Seminar: 10th September 2008

 

Dr Mark Roberts

University of Oxford

 

“Determining signal pathway connectivity using control engineering tools”

 

Abstract:

Background
Bacteria are capable of moving through their environment. Bacterial chemotaxis is the biasing of this movement towards regions of higher concentration of beneficial or lower concentration of toxic chemicals. In bacteria such as E. coli and R. sphaeroides, this is achieved when chemical ligands bound to membrane-spanning receptors initiate a signalling cascade of intracellular protein activity leading to the change in activity of the flagellar motor, which drives the extracellular flagellum (or flagella), causing the bacterium to change the direction in which it moves. Chemotaxis in E. coli is one of the best understood pathways in biology and there is a large amount of experimental data on structures, kinetics, in vivo protein concentrations and localisation. This relatively simple pathway has helped to conceptualize the signalling pathway of general sensory systems. However, with an increasing number of sequenced bacterial genomes it becomes evident that the chemotactic sensory mechanism of other bacteria is much more complex.
Objective
The aim of our research project is to apply results from control theory to develop novel approaches for designing experiments in order to elucidate the biochemical network structure of the chemotaxis mechanism in R. sphaeroides, which has multiple homologues of the E. coli proteins and hence is significantly more complex.
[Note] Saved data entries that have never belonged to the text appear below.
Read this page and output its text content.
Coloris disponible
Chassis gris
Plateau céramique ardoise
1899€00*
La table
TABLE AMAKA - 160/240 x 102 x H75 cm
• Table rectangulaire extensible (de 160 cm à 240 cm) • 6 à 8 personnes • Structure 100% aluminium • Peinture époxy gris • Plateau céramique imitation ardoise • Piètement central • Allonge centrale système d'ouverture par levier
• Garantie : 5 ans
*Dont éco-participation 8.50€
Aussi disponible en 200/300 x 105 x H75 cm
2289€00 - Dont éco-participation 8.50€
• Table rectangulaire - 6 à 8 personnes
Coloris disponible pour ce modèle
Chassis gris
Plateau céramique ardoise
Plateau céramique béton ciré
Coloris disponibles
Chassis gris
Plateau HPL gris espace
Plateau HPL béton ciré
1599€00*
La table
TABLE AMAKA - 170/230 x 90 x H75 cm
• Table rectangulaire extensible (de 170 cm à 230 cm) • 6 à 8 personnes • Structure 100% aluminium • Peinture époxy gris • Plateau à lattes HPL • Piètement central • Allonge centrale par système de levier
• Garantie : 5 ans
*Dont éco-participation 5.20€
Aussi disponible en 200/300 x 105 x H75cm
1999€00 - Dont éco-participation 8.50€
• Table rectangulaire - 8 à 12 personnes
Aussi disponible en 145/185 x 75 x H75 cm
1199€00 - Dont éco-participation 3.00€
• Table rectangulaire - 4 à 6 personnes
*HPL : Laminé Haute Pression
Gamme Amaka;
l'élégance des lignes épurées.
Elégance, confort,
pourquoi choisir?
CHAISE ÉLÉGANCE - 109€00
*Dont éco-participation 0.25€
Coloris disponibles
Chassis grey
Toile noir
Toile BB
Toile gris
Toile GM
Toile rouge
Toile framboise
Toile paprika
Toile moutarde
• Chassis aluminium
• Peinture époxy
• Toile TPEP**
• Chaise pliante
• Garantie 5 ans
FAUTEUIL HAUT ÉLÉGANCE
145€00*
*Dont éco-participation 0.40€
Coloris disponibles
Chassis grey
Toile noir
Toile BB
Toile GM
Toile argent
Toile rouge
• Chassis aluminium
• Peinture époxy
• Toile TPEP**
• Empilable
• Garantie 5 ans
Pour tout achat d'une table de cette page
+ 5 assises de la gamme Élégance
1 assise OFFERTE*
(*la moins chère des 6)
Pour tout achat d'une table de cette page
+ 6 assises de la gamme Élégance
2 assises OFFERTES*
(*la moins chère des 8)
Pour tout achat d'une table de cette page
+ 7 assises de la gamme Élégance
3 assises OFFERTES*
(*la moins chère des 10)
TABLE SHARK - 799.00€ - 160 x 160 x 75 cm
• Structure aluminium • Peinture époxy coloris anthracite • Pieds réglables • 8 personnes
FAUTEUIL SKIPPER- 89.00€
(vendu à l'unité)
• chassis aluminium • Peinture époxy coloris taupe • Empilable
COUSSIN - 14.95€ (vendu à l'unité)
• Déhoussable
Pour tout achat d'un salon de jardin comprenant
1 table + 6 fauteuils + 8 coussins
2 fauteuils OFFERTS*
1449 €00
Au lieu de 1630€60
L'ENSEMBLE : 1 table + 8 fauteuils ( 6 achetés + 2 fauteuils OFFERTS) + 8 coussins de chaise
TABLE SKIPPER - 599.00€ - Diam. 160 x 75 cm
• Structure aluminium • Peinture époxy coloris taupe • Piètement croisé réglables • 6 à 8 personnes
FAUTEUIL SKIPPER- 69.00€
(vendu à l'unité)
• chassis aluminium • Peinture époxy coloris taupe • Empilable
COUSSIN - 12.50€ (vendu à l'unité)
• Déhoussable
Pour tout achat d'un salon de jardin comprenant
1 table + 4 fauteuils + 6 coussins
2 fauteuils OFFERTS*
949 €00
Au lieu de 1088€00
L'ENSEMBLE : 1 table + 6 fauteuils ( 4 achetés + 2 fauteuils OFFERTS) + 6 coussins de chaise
The goal is to develop a systematic approach for finding the best experiment that will delineate the network structure.
Methodology & Results
To achieve this, we are constructing, in silico, various possible models of R. sphaeroides chemotaxis based on the current experimental evidence and gene homology that can explain current experimental observations. Applying results from optimal control theory, we determined the best input (ligand) profile that gives an output which would allow us to discriminate best between the proposed models, aiming to invalidate some of them. This input ligand profile is then administered to R. sphaeroides in a flow cell and the response is measured using a tethered cell assay.
We have also developed methods to determine the best initial conditions to discriminate between the models, based on the limitations of what can be implemented biochemically. These were then also tested in live cells.
We used the experimental results to invalidate some of the proposed network structures and hence determine the network connectivity. The final network topology will be confirmed using biochemical measurements (SPR / 2 Hybrid etc) allowing us to validate our approach.